Billy, or shall I say, Danny has brought two cartons of cigarettes (Hongmei, my usual cheap but good smoke) and two six-packs of Snow (good, and relatively cheap) canned beer for me. I protest as he lays the cigarettes on the centre-table and the beer on the carpet. It's nothing, he informs me. I know it means I am expected to return a favour. In China, no serious business is done without dinner or gifts. That's the Way!

We talk about the old times while I was still at the university where he studies and exchange notes about foreign teachers and some students. Then we talk about what we have both done over the past year and how we spent our time. I tell him about my stint with a BPO training company in India and show him some of my studies on esl teaching in China, the students' difficulties, market segments and esl training possibilities. Billy seems very interested and asks for copies of my studies. I say, no, they are not for distribution but if I publish them some day, I will be glad to send him a copy.

Billy asks if I can help him with his training centre and how much I make here as a teacher. I say yes, but only on a part-time basis, if I can find a job in Hefei that pays me better than my 5K salary plus benefits, here. I tell him I don't feel comfortable working full-time for a training centre because many are notorious for non-payment of wages on time (and sometimes, not at all for months), inadequate residential facilities, difficulties with paperwork (visa, residence permit etc) and the work-load they pile on their employees. Billy looks at me and asks if I know how much local teachers are paid. I tell him I do.

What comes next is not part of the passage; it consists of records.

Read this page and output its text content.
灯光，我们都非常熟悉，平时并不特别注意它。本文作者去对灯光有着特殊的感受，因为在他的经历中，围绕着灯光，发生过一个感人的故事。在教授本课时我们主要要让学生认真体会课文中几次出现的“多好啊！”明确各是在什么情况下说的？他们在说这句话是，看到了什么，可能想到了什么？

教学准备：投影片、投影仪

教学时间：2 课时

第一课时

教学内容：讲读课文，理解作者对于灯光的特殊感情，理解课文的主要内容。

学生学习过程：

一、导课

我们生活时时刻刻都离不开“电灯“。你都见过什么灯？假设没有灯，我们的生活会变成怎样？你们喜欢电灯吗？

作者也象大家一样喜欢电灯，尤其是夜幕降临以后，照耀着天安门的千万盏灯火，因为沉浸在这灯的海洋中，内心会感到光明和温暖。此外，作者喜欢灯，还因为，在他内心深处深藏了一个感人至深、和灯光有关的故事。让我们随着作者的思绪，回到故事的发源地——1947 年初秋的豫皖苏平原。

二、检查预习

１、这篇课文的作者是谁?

Foreign experts, as foreign teachers are often categorized, are paid a salary of RMB 3000 to 5000 a month at most universities for about 16 hours of classes. Some universities pay more and also provide good living conditions with well-equipped free housing, return airfare and paid utilities. Private training centres and schools offer a higher salary but they also pile on a lot more work. Billy listen as I tell him this. Local English teachers are paid about RMB 1500 but that is a base salary. Most teach 10 to 12 classes a week only and sometimes less. They are paid an extra sum of money for every class hour taught. Foreign teachers get a fixed salary and, often, they are not paid for the twelfth month, including those that work at state-run universities. Sometimes, they are paid half or even nothing when the holidays are on. Local teachers are paid throughout the year and they get a bonus at the end of the year. I ask Billy, what his father gets by way of an annual bonus. It's very little, he informs me, saying it's only twenty thousand at the end of the year.

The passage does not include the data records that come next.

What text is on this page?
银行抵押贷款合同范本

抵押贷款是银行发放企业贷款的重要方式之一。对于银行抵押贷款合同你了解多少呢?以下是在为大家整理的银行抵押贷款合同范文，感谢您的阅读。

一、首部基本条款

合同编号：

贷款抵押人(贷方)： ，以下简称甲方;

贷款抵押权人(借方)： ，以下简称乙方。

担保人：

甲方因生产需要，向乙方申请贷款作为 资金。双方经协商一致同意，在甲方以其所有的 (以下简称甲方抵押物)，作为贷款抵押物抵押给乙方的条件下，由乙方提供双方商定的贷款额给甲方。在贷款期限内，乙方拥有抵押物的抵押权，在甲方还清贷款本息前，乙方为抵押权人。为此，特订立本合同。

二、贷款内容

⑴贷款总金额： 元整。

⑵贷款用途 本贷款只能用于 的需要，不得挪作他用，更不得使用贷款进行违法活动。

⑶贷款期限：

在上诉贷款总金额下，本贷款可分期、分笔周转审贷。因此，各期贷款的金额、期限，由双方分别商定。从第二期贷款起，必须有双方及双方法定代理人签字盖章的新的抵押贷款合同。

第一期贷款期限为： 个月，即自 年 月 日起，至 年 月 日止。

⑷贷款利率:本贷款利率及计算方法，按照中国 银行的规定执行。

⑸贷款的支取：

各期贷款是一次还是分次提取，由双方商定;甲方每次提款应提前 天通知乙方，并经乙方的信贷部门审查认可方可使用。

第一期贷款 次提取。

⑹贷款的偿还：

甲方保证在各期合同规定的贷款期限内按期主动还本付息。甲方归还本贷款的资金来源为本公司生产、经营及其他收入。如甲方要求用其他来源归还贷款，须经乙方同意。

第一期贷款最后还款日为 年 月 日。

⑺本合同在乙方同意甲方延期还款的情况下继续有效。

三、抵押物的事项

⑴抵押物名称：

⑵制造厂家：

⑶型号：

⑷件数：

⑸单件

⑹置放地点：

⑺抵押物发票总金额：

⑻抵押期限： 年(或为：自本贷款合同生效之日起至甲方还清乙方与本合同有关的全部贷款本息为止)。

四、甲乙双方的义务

I look at Billy and tell him 20,000 a year means almost 2000 a month when you factor in the unpaid months in Foreign teachers' salaries. Billy nods. And, what about those hongbao's (red paper envelopes, stuffed with money - a gift often given to teachers to by school students, in particular. Billy gives me a sheepish smile, saying that's not part of the salary. It's part of one's income, I persist.

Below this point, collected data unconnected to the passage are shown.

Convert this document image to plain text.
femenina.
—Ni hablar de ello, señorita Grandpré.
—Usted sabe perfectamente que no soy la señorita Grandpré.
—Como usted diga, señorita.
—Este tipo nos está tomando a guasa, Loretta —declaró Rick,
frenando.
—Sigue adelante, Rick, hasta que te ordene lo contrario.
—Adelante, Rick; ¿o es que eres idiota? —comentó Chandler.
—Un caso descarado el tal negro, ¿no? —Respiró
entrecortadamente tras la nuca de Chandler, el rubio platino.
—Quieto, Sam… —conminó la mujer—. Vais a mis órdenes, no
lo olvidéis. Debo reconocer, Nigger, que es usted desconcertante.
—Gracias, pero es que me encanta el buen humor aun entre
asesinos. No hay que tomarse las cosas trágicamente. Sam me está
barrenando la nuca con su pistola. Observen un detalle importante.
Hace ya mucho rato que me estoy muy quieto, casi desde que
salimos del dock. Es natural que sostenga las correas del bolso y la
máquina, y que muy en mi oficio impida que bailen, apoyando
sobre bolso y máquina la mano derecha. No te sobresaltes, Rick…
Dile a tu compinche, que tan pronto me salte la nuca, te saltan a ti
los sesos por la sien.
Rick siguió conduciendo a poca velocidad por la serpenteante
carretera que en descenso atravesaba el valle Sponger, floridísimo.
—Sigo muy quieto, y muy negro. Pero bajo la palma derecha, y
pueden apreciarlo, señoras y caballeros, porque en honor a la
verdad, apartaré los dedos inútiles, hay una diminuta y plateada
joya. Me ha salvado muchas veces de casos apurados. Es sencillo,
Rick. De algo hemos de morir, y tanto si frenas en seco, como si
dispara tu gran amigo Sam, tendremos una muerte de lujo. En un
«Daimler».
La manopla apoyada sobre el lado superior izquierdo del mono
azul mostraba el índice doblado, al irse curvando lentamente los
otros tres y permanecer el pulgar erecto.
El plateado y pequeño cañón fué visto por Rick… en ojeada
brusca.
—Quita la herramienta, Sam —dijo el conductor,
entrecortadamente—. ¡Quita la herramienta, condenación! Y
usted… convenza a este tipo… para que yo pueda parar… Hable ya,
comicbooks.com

I ask him if the FT's get any pension after retirement. Billy says there's no reason for them to get a pension since they work short stints. I agree, I tell him, but that amount can be factored in, anyway. Local teachers also get large, long-term, low-interest bearing advances which they use to buy housing. There's nothing similar for foreign teachers, I go on. It's time the myth was broken, I tell him as I clinch my argument. Billy is silent. It's not fair, I tell him, when you consider all these factors and especially the fact that many FT's are far better at their jobs than many local teachers, though, decidedly not in all cases. There are many FT's in China who take neither their work nor their students seriously and they end up doing considerable harm to the image of their countries of origin as also to that of all FT's in general. Billy agrees, but silences me with a 'who said life was fair'.

I know I have won the argument on facts but Billy has won it on something more.